Seuls les actes comptent

René-Marcel Sauvé
Géographe et auteur de Géopolitique et avenir du Québec
Laval, 3 juin 2000

Lettre publiée dans LeDevoir du 15 juin 2000




L'article de Benoît Pelletier publié dans Le Devoir du 2 juin m'incite à reprendre certains des éléments qui ont été abordés devant la Commission des institutions.

Le Parti libéral du Québec refuse d'appuyer le projet de loi n° 99 parce qu'il est susceptible d'affaiblir le Québec. En contrepartie, le 3 mai 2000, le même parti a présenté à l'Assemblée nationale une déclaration solennelle portant sur le droit des Québécois de décider de leur avenir: «En proposant cette déclaration, nous avons voulu étayer une position de force en faveur de l'affirmation efficace de nos droits, de même qu'accroître les possibilités que l'Assemblée nationale parvienne à un consensus honorable sur des questions que nous considérons fondamentales. »

Je m'objecte à cette prise de position qui n'aura nullement pour effet «d'étayer une position de force en faveur de l'affirmation efficace de nos droits», comme l'affirme Benoît Pelletier. La politique est affaire d'intérêts, de rapports de force et d'effectivité.
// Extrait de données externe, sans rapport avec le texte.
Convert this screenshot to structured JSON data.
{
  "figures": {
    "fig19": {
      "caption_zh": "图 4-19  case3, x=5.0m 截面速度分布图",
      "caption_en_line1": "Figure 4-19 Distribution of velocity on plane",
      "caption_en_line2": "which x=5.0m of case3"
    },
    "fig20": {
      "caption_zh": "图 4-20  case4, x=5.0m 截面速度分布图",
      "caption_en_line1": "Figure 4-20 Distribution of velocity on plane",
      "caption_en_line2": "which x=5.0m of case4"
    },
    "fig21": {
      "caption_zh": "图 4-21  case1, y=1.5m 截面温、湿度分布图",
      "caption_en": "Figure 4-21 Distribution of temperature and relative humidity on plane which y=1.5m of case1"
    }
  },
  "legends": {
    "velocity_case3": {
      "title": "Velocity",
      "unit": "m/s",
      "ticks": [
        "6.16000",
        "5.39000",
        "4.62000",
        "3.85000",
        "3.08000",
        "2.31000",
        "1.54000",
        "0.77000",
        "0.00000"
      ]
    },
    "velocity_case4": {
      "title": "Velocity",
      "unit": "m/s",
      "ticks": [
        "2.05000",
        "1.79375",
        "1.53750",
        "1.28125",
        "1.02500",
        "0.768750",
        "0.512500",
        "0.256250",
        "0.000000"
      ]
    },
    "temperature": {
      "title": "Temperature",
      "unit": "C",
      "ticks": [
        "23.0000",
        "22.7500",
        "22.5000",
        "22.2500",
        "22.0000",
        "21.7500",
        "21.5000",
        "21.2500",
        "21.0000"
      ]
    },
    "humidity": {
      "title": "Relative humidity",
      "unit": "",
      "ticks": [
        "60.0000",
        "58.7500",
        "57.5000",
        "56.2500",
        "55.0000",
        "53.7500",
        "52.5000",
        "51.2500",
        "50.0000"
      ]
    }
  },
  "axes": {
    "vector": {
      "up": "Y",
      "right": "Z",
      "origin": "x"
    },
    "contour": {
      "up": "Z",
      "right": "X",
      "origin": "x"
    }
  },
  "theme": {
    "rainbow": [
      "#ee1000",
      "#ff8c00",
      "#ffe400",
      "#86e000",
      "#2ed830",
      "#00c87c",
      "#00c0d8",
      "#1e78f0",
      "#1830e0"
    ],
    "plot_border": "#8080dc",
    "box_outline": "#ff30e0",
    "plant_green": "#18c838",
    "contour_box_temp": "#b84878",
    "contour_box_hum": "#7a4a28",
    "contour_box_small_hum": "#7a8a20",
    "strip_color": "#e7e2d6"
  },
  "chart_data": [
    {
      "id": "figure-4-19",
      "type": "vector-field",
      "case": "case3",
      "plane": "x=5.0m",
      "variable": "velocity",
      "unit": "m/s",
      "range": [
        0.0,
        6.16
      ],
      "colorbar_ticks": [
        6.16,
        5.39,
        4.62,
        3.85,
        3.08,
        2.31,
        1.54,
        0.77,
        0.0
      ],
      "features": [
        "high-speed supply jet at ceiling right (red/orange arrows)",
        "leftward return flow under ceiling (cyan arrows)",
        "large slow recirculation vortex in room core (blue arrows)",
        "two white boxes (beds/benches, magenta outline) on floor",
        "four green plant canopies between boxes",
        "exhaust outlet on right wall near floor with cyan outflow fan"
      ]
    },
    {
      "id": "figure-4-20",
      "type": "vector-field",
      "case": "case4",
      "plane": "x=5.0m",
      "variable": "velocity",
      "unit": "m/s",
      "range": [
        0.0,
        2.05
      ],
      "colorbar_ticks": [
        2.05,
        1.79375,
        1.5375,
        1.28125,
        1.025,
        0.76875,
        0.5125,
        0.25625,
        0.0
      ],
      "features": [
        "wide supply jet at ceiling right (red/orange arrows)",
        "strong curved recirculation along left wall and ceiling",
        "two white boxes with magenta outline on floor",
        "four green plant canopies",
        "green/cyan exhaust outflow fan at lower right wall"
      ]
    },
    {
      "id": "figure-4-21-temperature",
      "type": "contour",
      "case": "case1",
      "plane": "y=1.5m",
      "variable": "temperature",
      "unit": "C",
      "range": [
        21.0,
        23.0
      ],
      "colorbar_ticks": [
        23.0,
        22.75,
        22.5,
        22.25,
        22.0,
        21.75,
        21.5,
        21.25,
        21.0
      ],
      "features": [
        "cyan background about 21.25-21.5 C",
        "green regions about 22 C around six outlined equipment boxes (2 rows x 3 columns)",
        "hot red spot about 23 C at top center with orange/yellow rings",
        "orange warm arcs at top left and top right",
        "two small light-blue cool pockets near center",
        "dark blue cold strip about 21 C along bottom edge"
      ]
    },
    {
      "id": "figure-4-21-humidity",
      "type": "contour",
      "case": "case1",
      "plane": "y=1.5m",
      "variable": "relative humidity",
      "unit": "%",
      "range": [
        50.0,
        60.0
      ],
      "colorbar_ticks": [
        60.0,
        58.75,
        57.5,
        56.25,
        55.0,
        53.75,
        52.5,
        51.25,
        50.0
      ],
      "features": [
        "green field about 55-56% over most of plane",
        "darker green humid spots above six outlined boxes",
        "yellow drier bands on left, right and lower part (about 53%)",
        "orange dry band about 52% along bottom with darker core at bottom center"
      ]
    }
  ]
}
Or le Québec est toujours une province inféodée au pouvoir centraliste et unitaire à Ottawa. Pourtant, le Québec a acquis la stature d'un État.

En position d'inféodation, on réclame des droits et on attend le bon plaisir des maîtres. Un Etat ne réclame pas de droits dans son domaine; il exerce ses pouvoirs et ses responsabilités avec un esprit de discernement axiomatique, ce que ne peut faire une province inféodée, qui ne peut réclamer et défendre ses droits que dans la mesure où elle se trouve préalablement en position de force, ce qui n'est pas le cas avec une déclaration solennelle.

Tant que les Québécois n'auront pas majoritairement décidé de reconnaître leur propre Etat, lequel existe déjà, ils devront continuer de se soumettre à la ligne de conduite dictée par Ottawa. Ce sont les actes qui comptent en politique, non les déclarations.